While the methods are analytically rigorous and grounded in economic theory, they do not rely on experimental or quasi-experimental variation. As such, the findings are best interpreted as model-based counterfactuals rather than causal estimates derived from observed variation. Future research could strengthen the empirical basis of these conclusions by incorporating causal inference strategies, though such approaches are inherently challenging in the context of long-run demographic processes.
Findings/Size Effects
The central empirical finding is that the long-run economic impact of low fertility on US living standards is negative but modest in magnitude. Comparing a stable population with a total fertility rate (TFR) of two (approximately replacement level) to one with a TFR of one, the paper estimates that consumption per capita would be approximately 8.7 percent lower in the low-fertility scenario. This effect reflects the combined influence of increased old-age dependency (−14.0 percent), reduced investment needs (+7.6 percent), and higher fiscal burdens associated with debt servicing (−2.3 percent).
Importantly, the magnitude of these effects is highly sensitive to the size of the fertility change. More realistic declines—for example, from a TFR of two to 1.5—are associated with much smaller reductions in consumption, on the order of 4 percent. This nonlinear relationship reflects the concavity of the adjusted support ratio, which captures the balance between working-age and dependent populations.

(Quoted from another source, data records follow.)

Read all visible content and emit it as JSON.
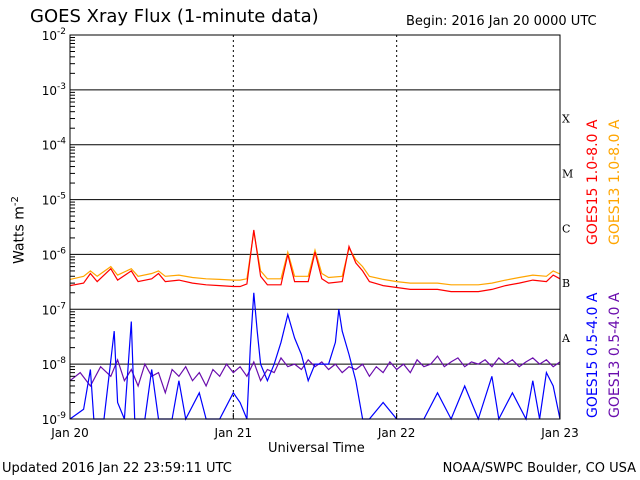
{
  "chart_data": {
    "type": "line",
    "title": "GOES Xray Flux (1-minute data)",
    "begin": "Begin:  2016 Jan 20 0000 UTC",
    "updated": "Updated 2016 Jan 22 23:59:11 UTC",
    "credit": "NOAA/SWPC Boulder, CO USA",
    "xlabel": "Universal Time",
    "ylabel": "Watts m",
    "ylabel_sup": "-2",
    "y_scale": "log",
    "ylim": [
      1e-09,
      0.01
    ],
    "xlim": [
      0,
      72
    ],
    "x_unit": "hours since 2016 Jan 20 00 UTC",
    "grid": true,
    "x_ticks": [
      {
        "label": "Jan 20",
        "x": 0
      },
      {
        "label": "Jan 21",
        "x": 24
      },
      {
        "label": "Jan 22",
        "x": 48
      },
      {
        "label": "Jan 23",
        "x": 72
      }
    ],
    "y_ticks": [
      {
        "exp": "-2",
        "v": 0.01
      },
      {
        "exp": "-3",
        "v": 0.001
      },
      {
        "exp": "-4",
        "v": 0.0001
      },
      {
        "exp": "-5",
        "v": 1e-05
      },
      {
        "exp": "-6",
        "v": 1e-06
      },
      {
        "exp": "-7",
        "v": 1e-07
      },
      {
        "exp": "-8",
        "v": 1e-08
      },
      {
        "exp": "-9",
        "v": 1e-09
      }
    ],
    "flare_classes": [
      {
        "label": "X",
        "v": 0.0003
      },
      {
        "label": "M",
        "v": 3e-05
      },
      {
        "label": "C",
        "v": 3e-06
      },
      {
        "label": "B",
        "v": 3e-07
      },
      {
        "label": "A",
        "v": 3e-08
      }
    ],
    "series": [
      {
        "name": "GOES13 0.5-4.0 A",
        "color": "#6a0dad",
        "points": [
          [
            0,
            5e-09
          ],
          [
            1.5,
            7e-09
          ],
          [
            3,
            4e-09
          ],
          [
            4.5,
            9e-09
          ],
          [
            6,
            6e-09
          ],
          [
            7,
            1.2e-08
          ],
          [
            8,
            5e-09
          ],
          [
            9,
            8e-09
          ],
          [
            10,
            4e-09
          ],
          [
            11,
            1e-08
          ],
          [
            12,
            6e-09
          ],
          [
            13,
            7e-09
          ],
          [
            14,
            3e-09
          ],
          [
            15,
            8e-09
          ],
          [
            16,
            6e-09
          ],
          [
            17,
            9e-09
          ],
          [
            18,
            5e-09
          ],
          [
            19,
            7e-09
          ],
          [
            20,
            4e-09
          ],
          [
            21,
            8e-09
          ],
          [
            22,
            6e-09
          ],
          [
            23,
            1e-08
          ],
          [
            24,
            7e-09
          ],
          [
            25,
            9e-09
          ],
          [
            26,
            6e-09
          ],
          [
            27,
            1.1e-08
          ],
          [
            28,
            5e-09
          ],
          [
            29,
            8e-09
          ],
          [
            30,
            7e-09
          ],
          [
            31,
            1.3e-08
          ],
          [
            32,
            9e-09
          ],
          [
            33,
            1e-08
          ],
          [
            34,
            8e-09
          ],
          [
            35,
            1.2e-08
          ],
          [
            36,
            9e-09
          ],
          [
            37,
            1.1e-08
          ],
          [
            38,
            8e-09
          ],
          [
            39,
            1e-08
          ],
          [
            40,
            7e-09
          ],
          [
            41,
            9e-09
          ],
          [
            42,
            8e-09
          ],
          [
            43,
            1e-08
          ],
          [
            44,
            6e-09
          ],
          [
            45,
            9e-09
          ],
          [
            46,
            7e-09
          ],
          [
            47,
            1.1e-08
          ],
          [
            48,
            8e-09
          ],
          [
            49,
            1e-08
          ],
          [
            50,
            7e-09
          ],
          [
            51,
            1.2e-08
          ],
          [
            52,
            9e-09
          ],
          [
            53,
            1e-08
          ],
          [
            54,
            1.4e-08
          ],
          [
            55,
            9e-09
          ],
          [
            56,
            1.1e-08
          ],
          [
            57,
            1.3e-08
          ],
          [
            58,
            9e-09
          ],
          [
            59,
            1.1e-08
          ],
          [
            60,
            1e-08
          ],
          [
            61,
            1.2e-08
          ],
          [
            62,
            9e-09
          ],
          [
            63,
            1.3e-08
          ],
          [
            64,
            1e-08
          ],
          [
            65,
            1.2e-08
          ],
          [
            66,
            9e-09
          ],
          [
            67,
            1.1e-08
          ],
          [
            68,
            1.3e-08
          ],
          [
            69,
            1e-08
          ],
          [
            70,
            1.2e-08
          ],
          [
            71,
            9e-09
          ],
          [
            72,
            1.1e-08
          ]
        ]
      },
      {
        "name": "GOES15 0.5-4.0 A",
        "color": "#0000ff",
        "points": [
          [
            0,
            1e-09
          ],
          [
            2,
            1.5e-09
          ],
          [
            3,
            8e-09
          ],
          [
            3.5,
            1e-09
          ],
          [
            5,
            1e-09
          ],
          [
            6.5,
            4e-08
          ],
          [
            7,
            2e-09
          ],
          [
            8,
            1e-09
          ],
          [
            9,
            6e-08
          ],
          [
            9.5,
            1e-09
          ],
          [
            11,
            1e-09
          ],
          [
            12,
            8e-09
          ],
          [
            13,
            1e-09
          ],
          [
            15,
            1e-09
          ],
          [
            16,
            5e-09
          ],
          [
            17,
            1e-09
          ],
          [
            19,
            3e-09
          ],
          [
            20,
            1e-09
          ],
          [
            22,
            1e-09
          ],
          [
            24,
            3e-09
          ],
          [
            25,
            2e-09
          ],
          [
            26,
            1e-09
          ],
          [
            26.5,
            2e-08
          ],
          [
            27,
            2e-07
          ],
          [
            27.5,
            4e-08
          ],
          [
            28,
            1e-08
          ],
          [
            29,
            5e-09
          ],
          [
            30,
            1e-08
          ],
          [
            31,
            2.5e-08
          ],
          [
            32,
            8e-08
          ],
          [
            33,
            3e-08
          ],
          [
            34,
            1.5e-08
          ],
          [
            35,
            5e-09
          ],
          [
            36,
            1e-08
          ],
          [
            38,
            1e-08
          ],
          [
            39,
            2.5e-08
          ],
          [
            39.5,
            1e-07
          ],
          [
            40,
            4e-08
          ],
          [
            41,
            1.5e-08
          ],
          [
            42,
            5e-09
          ],
          [
            43,
            1e-09
          ],
          [
            44,
            1e-09
          ],
          [
            46,
            2e-09
          ],
          [
            48,
            1e-09
          ],
          [
            50,
            1e-09
          ],
          [
            52,
            1e-09
          ],
          [
            54,
            3e-09
          ],
          [
            56,
            1e-09
          ],
          [
            58,
            4e-09
          ],
          [
            60,
            1e-09
          ],
          [
            62,
            6e-09
          ],
          [
            63,
            1e-09
          ],
          [
            65,
            3e-09
          ],
          [
            67,
            1e-09
          ],
          [
            68,
            5e-09
          ],
          [
            69,
            1e-09
          ],
          [
            70,
            7e-09
          ],
          [
            71,
            4e-09
          ],
          [
            72,
            1e-09
          ]
        ]
      },
      {
        "name": "GOES13 1.0-8.0 A",
        "color": "#ffa500",
        "points": [
          [
            0,
            3.5e-07
          ],
          [
            2,
            4e-07
          ],
          [
            3,
            5e-07
          ],
          [
            4,
            4e-07
          ],
          [
            6,
            6e-07
          ],
          [
            7,
            4.2e-07
          ],
          [
            9,
            5.5e-07
          ],
          [
            10,
            4e-07
          ],
          [
            12,
            4.5e-07
          ],
          [
            13,
            5e-07
          ],
          [
            14,
            4e-07
          ],
          [
            16,
            4.2e-07
          ],
          [
            18,
            3.8e-07
          ],
          [
            20,
            3.6e-07
          ],
          [
            22,
            3.5e-07
          ],
          [
            24,
            3.4e-07
          ],
          [
            25,
            3.4e-07
          ],
          [
            26,
            3.6e-07
          ],
          [
            27,
            2.6e-06
          ],
          [
            28,
            5e-07
          ],
          [
            29,
            3.6e-07
          ],
          [
            31,
            3.6e-07
          ],
          [
            32,
            1.1e-06
          ],
          [
            33,
            4e-07
          ],
          [
            35,
            4e-07
          ],
          [
            36,
            1.2e-06
          ],
          [
            37,
            4.5e-07
          ],
          [
            38,
            3.8e-07
          ],
          [
            40,
            4e-07
          ],
          [
            41,
            1.3e-06
          ],
          [
            42,
            8e-07
          ],
          [
            43,
            6e-07
          ],
          [
            44,
            4e-07
          ],
          [
            46,
            3.5e-07
          ],
          [
            48,
            3.2e-07
          ],
          [
            50,
            3e-07
          ],
          [
            52,
            3e-07
          ],
          [
            54,
            3e-07
          ],
          [
            56,
            2.8e-07
          ],
          [
            58,
            2.8e-07
          ],
          [
            60,
            2.8e-07
          ],
          [
            62,
            3e-07
          ],
          [
            64,
            3.4e-07
          ],
          [
            66,
            3.8e-07
          ],
          [
            68,
            4.2e-07
          ],
          [
            70,
            4e-07
          ],
          [
            71,
            5e-07
          ],
          [
            72,
            4.4e-07
          ]
        ]
      },
      {
        "name": "GOES15 1.0-8.0 A",
        "color": "#ff0000",
        "points": [
          [
            0,
            2.7e-07
          ],
          [
            2,
            3e-07
          ],
          [
            3,
            4.5e-07
          ],
          [
            4,
            3.2e-07
          ],
          [
            6,
            5.5e-07
          ],
          [
            7,
            3.4e-07
          ],
          [
            9,
            5e-07
          ],
          [
            10,
            3.2e-07
          ],
          [
            12,
            3.6e-07
          ],
          [
            13,
            4.5e-07
          ],
          [
            14,
            3.2e-07
          ],
          [
            16,
            3.4e-07
          ],
          [
            18,
            3e-07
          ],
          [
            20,
            2.8e-07
          ],
          [
            22,
            2.7e-07
          ],
          [
            24,
            2.6e-07
          ],
          [
            25,
            2.6e-07
          ],
          [
            26,
            2.9e-07
          ],
          [
            27,
            2.8e-06
          ],
          [
            28,
            4e-07
          ],
          [
            29,
            2.8e-07
          ],
          [
            31,
            2.8e-07
          ],
          [
            32,
            1e-06
          ],
          [
            33,
            3.2e-07
          ],
          [
            35,
            3.2e-07
          ],
          [
            36,
            1.1e-06
          ],
          [
            37,
            3.6e-07
          ],
          [
            38,
            3e-07
          ],
          [
            40,
            3.2e-07
          ],
          [
            41,
            1.4e-06
          ],
          [
            42,
            7e-07
          ],
          [
            43,
            5e-07
          ],
          [
            44,
            3.2e-07
          ],
          [
            46,
            2.7e-07
          ],
          [
            48,
            2.5e-07
          ],
          [
            50,
            2.3e-07
          ],
          [
            52,
            2.3e-07
          ],
          [
            54,
            2.3e-07
          ],
          [
            56,
            2.1e-07
          ],
          [
            58,
            2.1e-07
          ],
          [
            60,
            2.1e-07
          ],
          [
            62,
            2.3e-07
          ],
          [
            64,
            2.7e-07
          ],
          [
            66,
            3e-07
          ],
          [
            68,
            3.4e-07
          ],
          [
            70,
            3.2e-07
          ],
          [
            71,
            4.2e-07
          ],
          [
            72,
            3.6e-07
          ]
        ]
      }
    ]
  }
}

The paper also emphasizes transitional dynamics. In the decades immediately following a decline in fertility, economies experience a demographic dividend, characterized by a higher share of working-age individuals and increased consumption per capita. This effect can persist for several decades before reversing as the population ages. Conversely, policies that raise fertility generate a “demographic debit,” reducing consumption in the short to medium term due to increased child dependency.
Additional findings suggest that concerns about technological stagnation and environmental strain are likely overstated in the context of moderate fertility decline. The impact of population size on innovation is attenuated by global knowledge spillovers and rising human capital, while the environmental implications depend heavily on assumptions about decarbonization. Finally, the paper finds that low fertility contributes to Social Security imbalances but is not the dominant factor, accounting for only a portion of the projected actuarial deficit.
Conclusion
Weil (2026) concludes that while sub-replacement fertility does impose measurable economic costs, these effects are relatively small in comparison to broader macroeconomic trends. The analysis challenges more alarmist narratives by demonstrating that even large fertility declines produce modest reductions in living standards, particularly when offsetting mechanisms such as reduced investment needs are taken into account.
The paper’s broader contribution lies in its careful quantification of demographic-economic linkages and its clarification of the temporal dynamics involved. By distinguishing between short-run benefits and long-run costs, it provides a more nuanced framework for evaluating policy responses to declining fertility. At the same time, the reliance on structural modeling highlights the need for complementary empirical approaches that can better identify causal mechanisms.
Overall, the study reinforces the importance of demographic change as a central determinant of long-run economic outcomes, while also situating its effects within a broader context that includes technological progress, fiscal policy, and global economic integration.